Pitch attitude protection enhances high speed protection,
high load factor protection, and high AOA protection.

HIGH ANGLE-OF-ATTACK (AOA) PROTECTION

High AOA protection enables the PF to pull the sidestick full aft
in dangerous situations, and thus consistently achieve
the best possible aircraft lift.

This action on the sidestick is instinctive, and the
high AOA protection minimizes the risk of stalls or control loss.

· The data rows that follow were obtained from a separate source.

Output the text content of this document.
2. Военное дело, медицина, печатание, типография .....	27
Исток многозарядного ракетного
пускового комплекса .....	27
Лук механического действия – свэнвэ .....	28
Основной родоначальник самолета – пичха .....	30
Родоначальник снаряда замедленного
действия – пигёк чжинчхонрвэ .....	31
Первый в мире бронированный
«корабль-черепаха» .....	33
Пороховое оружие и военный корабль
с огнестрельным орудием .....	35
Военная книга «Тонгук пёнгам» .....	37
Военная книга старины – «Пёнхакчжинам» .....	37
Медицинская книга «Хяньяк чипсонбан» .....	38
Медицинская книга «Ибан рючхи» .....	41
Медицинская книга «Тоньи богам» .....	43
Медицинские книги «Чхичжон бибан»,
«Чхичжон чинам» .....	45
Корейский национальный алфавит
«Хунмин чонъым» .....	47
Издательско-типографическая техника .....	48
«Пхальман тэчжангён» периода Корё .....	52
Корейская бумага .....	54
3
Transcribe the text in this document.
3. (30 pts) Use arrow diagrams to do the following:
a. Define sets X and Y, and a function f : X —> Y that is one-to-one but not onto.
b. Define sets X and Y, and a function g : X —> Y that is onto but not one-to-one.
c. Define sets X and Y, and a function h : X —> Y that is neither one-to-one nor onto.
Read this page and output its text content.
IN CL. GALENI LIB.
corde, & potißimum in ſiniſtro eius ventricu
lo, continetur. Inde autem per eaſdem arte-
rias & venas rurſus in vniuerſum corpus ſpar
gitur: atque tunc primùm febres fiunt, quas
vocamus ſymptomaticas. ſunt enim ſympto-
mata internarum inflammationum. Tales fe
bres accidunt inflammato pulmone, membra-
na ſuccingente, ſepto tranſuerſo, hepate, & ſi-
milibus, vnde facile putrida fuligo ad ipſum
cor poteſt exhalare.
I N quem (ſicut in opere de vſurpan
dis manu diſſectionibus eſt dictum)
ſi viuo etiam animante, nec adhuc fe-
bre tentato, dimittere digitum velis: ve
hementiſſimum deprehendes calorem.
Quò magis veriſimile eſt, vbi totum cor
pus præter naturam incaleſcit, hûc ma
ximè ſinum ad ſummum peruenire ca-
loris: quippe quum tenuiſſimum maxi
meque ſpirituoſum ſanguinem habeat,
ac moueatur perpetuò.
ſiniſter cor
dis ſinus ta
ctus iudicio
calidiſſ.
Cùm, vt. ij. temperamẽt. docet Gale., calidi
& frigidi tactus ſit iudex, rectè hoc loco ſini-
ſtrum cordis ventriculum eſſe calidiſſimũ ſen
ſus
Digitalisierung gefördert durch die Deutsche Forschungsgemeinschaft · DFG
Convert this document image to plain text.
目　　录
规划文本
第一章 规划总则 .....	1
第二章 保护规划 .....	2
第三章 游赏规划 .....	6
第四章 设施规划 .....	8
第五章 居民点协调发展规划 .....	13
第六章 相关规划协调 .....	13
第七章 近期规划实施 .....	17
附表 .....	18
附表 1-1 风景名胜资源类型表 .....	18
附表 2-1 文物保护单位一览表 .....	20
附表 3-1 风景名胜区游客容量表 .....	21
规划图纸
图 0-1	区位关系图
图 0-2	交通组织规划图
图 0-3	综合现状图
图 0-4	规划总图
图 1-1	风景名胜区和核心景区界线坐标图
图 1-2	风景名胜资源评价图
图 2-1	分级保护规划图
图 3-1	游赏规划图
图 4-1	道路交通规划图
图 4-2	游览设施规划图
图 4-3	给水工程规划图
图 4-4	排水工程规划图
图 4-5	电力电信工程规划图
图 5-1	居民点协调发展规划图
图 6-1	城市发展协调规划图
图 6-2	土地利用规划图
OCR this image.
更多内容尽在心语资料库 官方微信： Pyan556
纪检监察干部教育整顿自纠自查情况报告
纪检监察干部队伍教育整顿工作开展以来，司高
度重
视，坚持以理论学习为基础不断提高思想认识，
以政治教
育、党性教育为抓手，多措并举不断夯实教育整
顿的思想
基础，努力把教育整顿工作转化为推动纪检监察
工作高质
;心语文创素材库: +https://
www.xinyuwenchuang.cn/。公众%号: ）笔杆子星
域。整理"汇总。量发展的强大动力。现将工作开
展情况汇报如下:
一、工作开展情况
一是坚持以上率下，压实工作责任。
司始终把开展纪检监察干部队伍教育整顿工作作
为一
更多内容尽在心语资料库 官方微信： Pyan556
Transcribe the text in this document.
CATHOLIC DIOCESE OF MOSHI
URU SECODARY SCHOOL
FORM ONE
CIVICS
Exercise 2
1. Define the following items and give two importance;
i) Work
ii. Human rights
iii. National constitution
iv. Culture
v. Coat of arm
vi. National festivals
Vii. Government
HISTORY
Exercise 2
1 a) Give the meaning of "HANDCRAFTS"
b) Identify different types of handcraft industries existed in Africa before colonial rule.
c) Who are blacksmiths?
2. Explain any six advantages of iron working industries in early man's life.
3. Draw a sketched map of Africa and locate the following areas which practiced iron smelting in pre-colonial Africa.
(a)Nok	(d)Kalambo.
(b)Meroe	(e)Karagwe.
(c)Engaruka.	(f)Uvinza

High AOA protection is an aerodynamic protection:

• The PF will notice if the normal flight envelope is exceeded
for any reason, because the autopitch trim will stop,
the aircraft will sink to maintain its current AOA (alpha PROT, strong
static stability), and a significant change
in aircraft behavior will occur.

• If the PF then pulls the sidestick full aft,
a maximum AOA (approximately corresponding to CL Max) is commanded.
In addition, the speedbrakes will automatically retract, if extended.

airbus AOA PROTECTION

In addition to this aerodynamic protection, there are
three more energy features:

• If ATHR is in SPEED mode, the speed cannot drop below VLS,
even if the target speed is below VLS

• If the angle-of-attack still increases and reaches
ALPHA Floor threshold, the A/THR triggers TOGA thrust and
engages (unless in some cases of one engine-out).

In case of an emergency situation, such as Windshear or CFIT,
the PF is assisted in order to optimize aircraft performance via the:

• A/THR: Adds thrust to maintain the speed above VLS

• ALPHA FLOOR: Provides TOGA thrust

• HIGH AOA protection: Provides maximum aerodynamic lift

• Automatic speedbrake retraction: Minimizes drag.

OPERATIONAL RECOMMENDATIONS:

When flying at alpha max, the PF can make gentle turns, if necessary.

The PF must not deliberately fly the aircraft in alpha protection,
except for brief periods, when maximum maneuvering speed is required.

If alpha protection is inadvertently entered, the PF must exit
it as quickly as possible, by easing the sidestick forward
to reduce the angle-of-attack, while simultaneously adding power
(if alpha floor has not yet been activated, or has been cancelled).
If alpha floor has been triggered, it must be cancelled with
the instinctive disconnect pushbutton (on either thrust lever),
as soon as a safe speed is resumed.

In case of GPWS/SHEAR:

• Set the thrust levers to TOGA

• Pull the sidestick to full aft
(For shear, fly the SRS, until full aft sidestick).

• Initially maintain the wings level

This immediately provides maximum lift/maximum thrust/minimum drag.

Therefore, CFIT escape maneuvers will be much more efficient.

PROTECTED A/C VERSUS NON PROTECTED A/C GO-AROUND TRAJECTORY

The above-illustrated are typical trajectories flown
by all protected or not protected aircraft, when the PF applies
the escape procedure after an aural “ GPWS PULL UP” alert.

The graph demonstrates the efficiency of the protection,
to ensure a duck-under that is 50 % lower, a bucket-distance
that is 50 % shorter, a safety margin that more than doubles
(due to a quicker reaction time),
and a significant altitude gain (± 250 ft).

These characteristics are common to all protected aircraft,
because the escape procedure is easy to achieve, and enables
the PF to fly the aircraft at a constant AOA, close to the max AOA.

It is much more difficult to fly
the stick shaker AOA on an aircraft that is not protected.